A potentially serious flaw that put users in a vulnerable configuration during video calls on Whatsapp has been fixed by the service providers.
The bug allowed hijackers to hijack the app and subsequently the accounts of the users, both on iOS and Android. It left them unarmed against the attack as soon as they answered the calls.
When the hijacker transmits a malformed RTP packet to a potential victim, heap corruption could occur –
referenced from a bug report by Natalie Silvanovich, a security researcher with Google’s Project Zero security research team.
Dissecting the execution, Natalie in the bug report says, “Heap corruption can occur when the WhatsApp mobile application receives a malformed RTP packet,” She adds, “This issue can occur when a WhatsApp user accepts a call from a malicious peer. It affects both the Android and iPhone clients.”
As the usage of RTP which stands for Realtime Transport Protocol is commonly shared by both the iOS and Android versions of the messaging app, it made both the platforms vulnerable to the hijack whereas, Whatsapp Web doesn’t succumb to the attack as it uses WebRTC for video calls.
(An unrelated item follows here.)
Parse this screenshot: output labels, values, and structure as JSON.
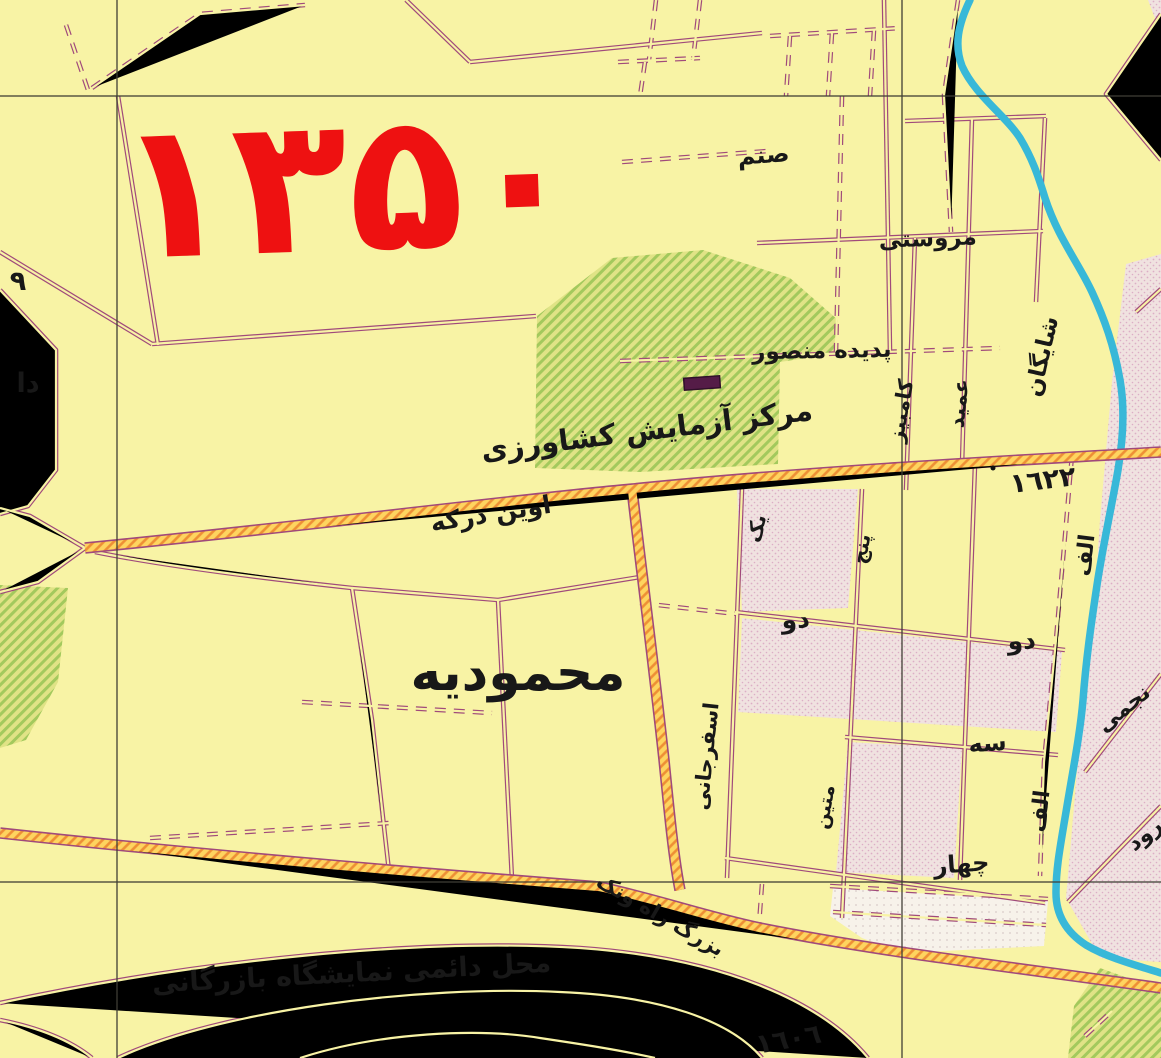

Notably, Silvanovich spotted the exploit a month earlier, but the reported vulnerabilities came into public domain only once a fix was devised. The flaws were patched on October 3rd and September 28th for iOS and Android respectively.
In the wake of bug being fixed, to be on an even safer side users are advised to have their apps updated to the latest version available for iOS and Android.